On Woodside’s numbers, it has held as many as 200 meetings with investors since the beginning of 2023, including dozens attended by Mr Goyder.
“If that’s not responsive, I’m not sure what is,” Mr Goyder said on Friday.
He said CGI should judge his record in its entirety, not just on Woodside’s energy transition strategy.
“If you are going to vote against the climate action plan, there needs to be some substance and logic behind it, and I should be measured and tested against my performance as chairman of Woodside,” he said.
He said any assessment of his five years at the helm should also recognise “CEO transition, board renewal, the BHP Petroleum merger and total shareholder returns”.
“I think it’s not a bad record,” Mr Goyder said.
The AGM has become an annual showdown between the company and climate activists who are sceptical of its commitment to decarbonisation and oppose the development of new fossil fuel projects.
Mr Goyder on Friday again backed in Woodside’s strategy, which includes a focus on gas as a bridging fuel in the transition to clean energy.
“We are not going to change our strategy. It’s a good strategy based around performing, maintaining disciplined capital allocation and retaining the confidence of capital markets,” he said.
Woodside’s climate plan attracted a protest vote of 49 per cent when it was last put to a shareholder vote two years ago.
The company has since revised the plan after what it insists was extensive engagement, telling shareholders in last month’s AGM notice that the updated strategy “reflects and responds to investor feedback”
“It represents a material step forward from our previous disclosures and clearly articulates our plan to reduce our net equity Scope 1 and 2 emissions and invest in products and services for the energy transition,” it said.
However, activists see this year’s climate plan vote and Mr Goyder’s re-election as an opportunity to turn up the heat on Woodside.
The impact of the CGI recommendation won’t be known until days out from the meeting. Its advice will sway some of its clients, but other institutional shareholders will make their own call on the basis of separate analysis.
The campaign against Mr Goyder’s re-election has been led by activist investor the Australasian Centre of Corporate Responsibility, arguably Woodside’s biggest critic, which has also urged shareholders to vote against the company’s remuneration report.

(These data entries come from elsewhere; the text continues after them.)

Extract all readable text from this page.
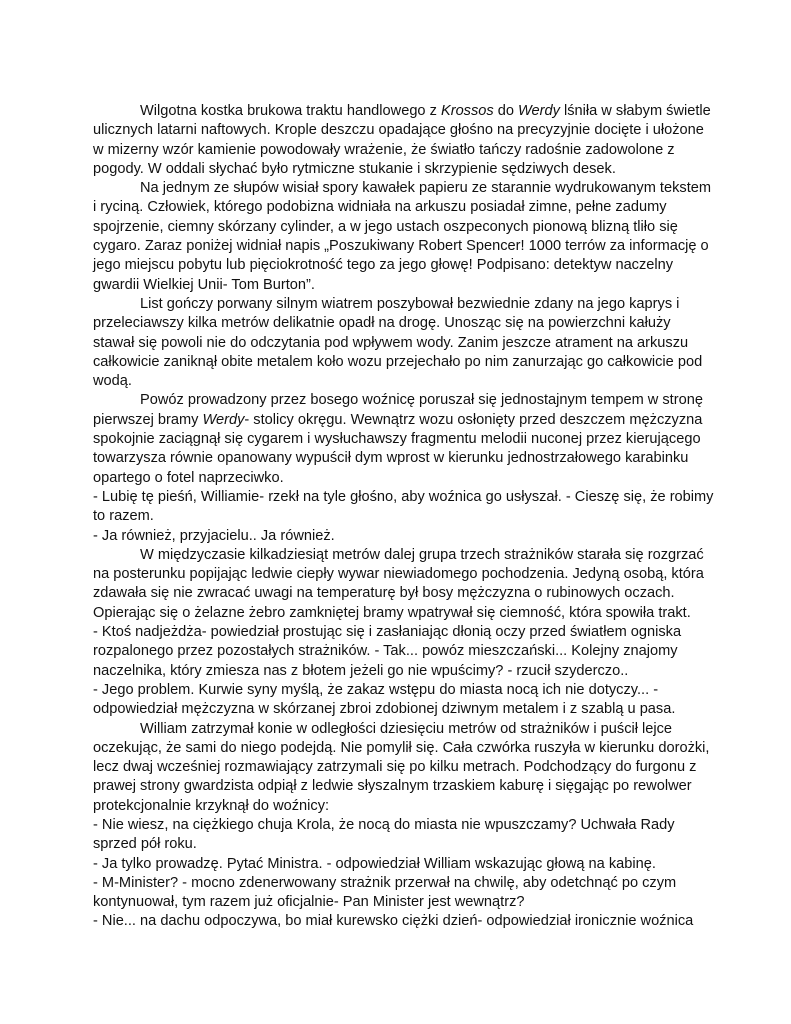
Wilgotna kostka brukowa traktu handlowego z Krossos do Werdy lśniła w słabym świetle ulicznych latarni naftowych. Krople deszczu opadające głośno na precyzyjnie docięte i ułożone w mizerny wzór kamienie powodowały wrażenie, że światło tańczy radośnie zadowolone z pogody. W oddali słychać było rytmiczne stukanie i skrzypienie sędziwych desek.
Na jednym ze słupów wisiał spory kawałek papieru ze starannie wydrukowanym tekstem i ryciną. Człowiek, którego podobizna widniała na arkuszu posiadał zimne, pełne zadumy spojrzenie, ciemny skórzany cylinder, a w jego ustach oszpeconych pionową blizną tliło się cygaro. Zaraz poniżej widniał napis „Poszukiwany Robert Spencer! 1000 terrów za informację o jego miejscu pobytu lub pięciokrotność tego za jego głowę! Podpisano: detektyw naczelny gwardii Wielkiej Unii- Tom Burton”.
List gończy porwany silnym wiatrem poszybował bezwiednie zdany na jego kaprys i przeleciawszy kilka metrów delikatnie opadł na drogę. Unosząc się na powierzchni kałuży stawał się powoli nie do odczytania pod wpływem wody. Zanim jeszcze atrament na arkuszu całkowicie zaniknął obite metalem koło wozu przejechało po nim zanurzając go całkowicie pod wodą.
Powóz prowadzony przez bosego woźnicę poruszał się jednostajnym tempem w stronę pierwszej bramy Werdy- stolicy okręgu. Wewnątrz wozu osłonięty przed deszczem mężczyzna spokojnie zaciągnął się cygarem i wysłuchawszy fragmentu melodii nuconej przez kierującego towarzysza równie opanowany wypuścił dym wprost w kierunku jednostrzałowego karabinku opartego o fotel naprzeciwko.
- Lubię tę pieśń, Williamie- rzekł na tyle głośno, aby woźnica go usłyszał. - Cieszę się, że robimy to razem.
- Ja również, przyjacielu.. Ja również.
W międzyczasie kilkadziesiąt metrów dalej grupa trzech strażników starała się rozgrzać na posterunku popijając ledwie ciepły wywar niewiadomego pochodzenia. Jedyną osobą, która zdawała się nie zwracać uwagi na temperaturę był bosy mężczyzna o rubinowych oczach. Opierając się o żelazne żebro zamkniętej bramy wpatrywał się ciemność, która spowiła trakt.
- Ktoś nadjeżdża- powiedział prostując się i zasłaniając dłonią oczy przed światłem ogniska rozpalonego przez pozostałych strażników. - Tak... powóz mieszczański... Kolejny znajomy naczelnika, który zmiesza nas z błotem jeżeli go nie wpuścimy? - rzucił szyderczo..
- Jego problem. Kurwie syny myślą, że zakaz wstępu do miasta nocą ich nie dotyczy... - odpowiedział mężczyzna w skórzanej zbroi zdobionej dziwnym metalem i z szablą u pasa.
William zatrzymał konie w odległości dziesięciu metrów od strażników i puścił lejce oczekując, że sami do niego podejdą. Nie pomylił się. Cała czwórka ruszyła w kierunku dorożki, lecz dwaj wcześniej rozmawiający zatrzymali się po kilku metrach. Podchodzący do furgonu z prawej strony gwardzista odpiął z ledwie słyszalnym trzaskiem kaburę i sięgając po rewolwer protekcjonalnie krzyknął do woźnicy:
- Nie wiesz, na ciężkiego chuja Krola, że nocą do miasta nie wpuszczamy? Uchwała Rady sprzed pół roku.
- Ja tylko prowadzę. Pytać Ministra. - odpowiedział William wskazując głową na kabinę.
- M-Minister? - mocno zdenerwowany strażnik przerwał na chwilę, aby odetchnąć po czym kontynuował, tym razem już oficjalnie- Pan Minister jest wewnątrz?
- Nie... na dachu odpoczywa, bo miał kurewsko ciężki dzień- odpowiedział ironicznie woźnica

Woodside has consistently countered criticism of Mr Goyder by saying its chair is “a highly capable and effective leader, and continues to provide valuable insight, strength and stewardship to the board and its deliberations generally”.
CGI’s voting report, however, expressed concern about “the board’s inability to establish a credible case for its understanding and responsiveness to shareholders’ views”.
“The board has not outlined the specific deficiencies in the plan that were highlighted by shareholder feedback, nor how it intends to alleviate shareholders’ concerns in those areas, if possible,” CGI said in recommending against the climate plan.
“We believe that the chair of the board should be held accountable for the track record of dismissing shareholder opposition, and the ongoing lack of sufficient disclosure enabling a meaningful assessment of the company’s response to this opposition.”